И как тогда, Хэ Су мерно дышала, обняв колени, прикрытые мягкими складками молочно-голубого сарафана. Её длинные распущенные волосы струились по плечам, зябко подрагивающим под тонкой ажурной кофточкой, хотя в комнате было очень тепло.
Видимо, Хэ Су снилось что-то нехорошее, потому что она хмурилась и её слипшиеся от невысохших слёз ресницы подрагивали. Под глазами у неё залегли тревожные тени, а болезненно бледная кожа щёк будто светилась, маня прикоснуться.

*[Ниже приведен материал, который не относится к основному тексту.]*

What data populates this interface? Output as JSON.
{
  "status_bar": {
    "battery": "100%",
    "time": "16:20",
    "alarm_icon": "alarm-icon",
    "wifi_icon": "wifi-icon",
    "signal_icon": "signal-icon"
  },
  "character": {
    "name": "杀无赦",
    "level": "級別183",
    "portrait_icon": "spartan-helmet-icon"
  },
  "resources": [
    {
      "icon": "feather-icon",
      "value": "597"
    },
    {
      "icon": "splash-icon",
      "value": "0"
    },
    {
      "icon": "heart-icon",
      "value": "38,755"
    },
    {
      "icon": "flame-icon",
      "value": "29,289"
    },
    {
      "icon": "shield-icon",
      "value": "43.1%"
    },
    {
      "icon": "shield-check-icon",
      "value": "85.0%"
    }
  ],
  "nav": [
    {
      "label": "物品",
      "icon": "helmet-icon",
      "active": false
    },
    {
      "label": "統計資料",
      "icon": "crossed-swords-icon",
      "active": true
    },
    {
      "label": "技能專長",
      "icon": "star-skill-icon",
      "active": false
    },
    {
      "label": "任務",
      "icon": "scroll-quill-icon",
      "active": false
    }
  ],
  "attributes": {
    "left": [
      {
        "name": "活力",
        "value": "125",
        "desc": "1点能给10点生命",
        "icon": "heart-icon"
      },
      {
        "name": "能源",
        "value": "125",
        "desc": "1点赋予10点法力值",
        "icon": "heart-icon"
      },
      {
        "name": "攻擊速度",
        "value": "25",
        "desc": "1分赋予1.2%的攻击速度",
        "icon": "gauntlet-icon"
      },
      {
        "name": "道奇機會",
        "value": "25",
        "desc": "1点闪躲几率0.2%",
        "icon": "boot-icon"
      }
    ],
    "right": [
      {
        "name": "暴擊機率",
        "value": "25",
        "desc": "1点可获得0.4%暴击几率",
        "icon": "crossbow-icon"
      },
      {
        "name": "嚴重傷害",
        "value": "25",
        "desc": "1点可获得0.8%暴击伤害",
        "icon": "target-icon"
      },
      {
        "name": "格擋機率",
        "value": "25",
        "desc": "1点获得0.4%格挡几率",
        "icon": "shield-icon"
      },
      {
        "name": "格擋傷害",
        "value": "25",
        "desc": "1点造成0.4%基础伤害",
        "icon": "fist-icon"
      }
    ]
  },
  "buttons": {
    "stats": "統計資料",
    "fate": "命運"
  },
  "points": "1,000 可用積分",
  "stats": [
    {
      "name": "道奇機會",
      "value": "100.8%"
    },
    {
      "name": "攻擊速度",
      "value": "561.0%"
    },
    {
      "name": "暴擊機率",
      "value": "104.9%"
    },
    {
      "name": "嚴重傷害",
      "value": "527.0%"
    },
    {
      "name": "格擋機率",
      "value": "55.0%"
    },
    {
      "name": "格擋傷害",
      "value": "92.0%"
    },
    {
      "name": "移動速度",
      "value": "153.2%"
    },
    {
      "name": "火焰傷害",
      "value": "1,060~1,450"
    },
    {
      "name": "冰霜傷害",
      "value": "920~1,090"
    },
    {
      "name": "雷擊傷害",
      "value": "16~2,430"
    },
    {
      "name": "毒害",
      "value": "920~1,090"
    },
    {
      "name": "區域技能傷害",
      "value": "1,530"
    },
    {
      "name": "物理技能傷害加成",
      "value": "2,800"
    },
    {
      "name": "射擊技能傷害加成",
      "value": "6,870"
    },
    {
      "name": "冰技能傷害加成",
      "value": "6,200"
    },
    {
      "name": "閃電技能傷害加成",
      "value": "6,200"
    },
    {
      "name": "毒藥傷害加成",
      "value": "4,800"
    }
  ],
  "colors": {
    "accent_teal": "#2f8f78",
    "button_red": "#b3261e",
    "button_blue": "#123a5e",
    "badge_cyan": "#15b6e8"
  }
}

Ван Со, застыв, зачарованно смотрел на неё. Смотрел и смотрел, не в силах оторваться, не веря своим глазам.
Сколько раз он переживал подобное, точно так же жадно любовался ею, а потом… А потом просыпался и выл в измятую и мокрую от рыданий подушку, горюя о потерянном сне и отчаянно желая вернуться туда, к ней.
Теперь же он мог протянуть руку – и коснуться Хэ Су, живой, реальной, осязаемой. Его пальцы жгло от нестерпимого желания дотронуться до неё, но Ван Со медлил, продлевая свою пытку.
И смотрел.
Смотрел, наконец-то оттаивая и позволяя себе поверить.
Он помнил её такой. И не такой. Он помнил её всякой: дерзкой и задиристой, величественно холодной и неприступной, мягкой и нежной, страстной и чувственной. Он видел её в потрёпанных обносках, окровавленных лохмотьях, дорогих шелках и первозданно нагой. Он помнил и боготворил её в любом её проявлении, потому что это всё была она. И пусть Хэ Су неуловимо изменилась, у неё не было замысловатой причёски, тяжёлых украшений и древних вышитых одеяний, она всё равно осталась прежней – его Су.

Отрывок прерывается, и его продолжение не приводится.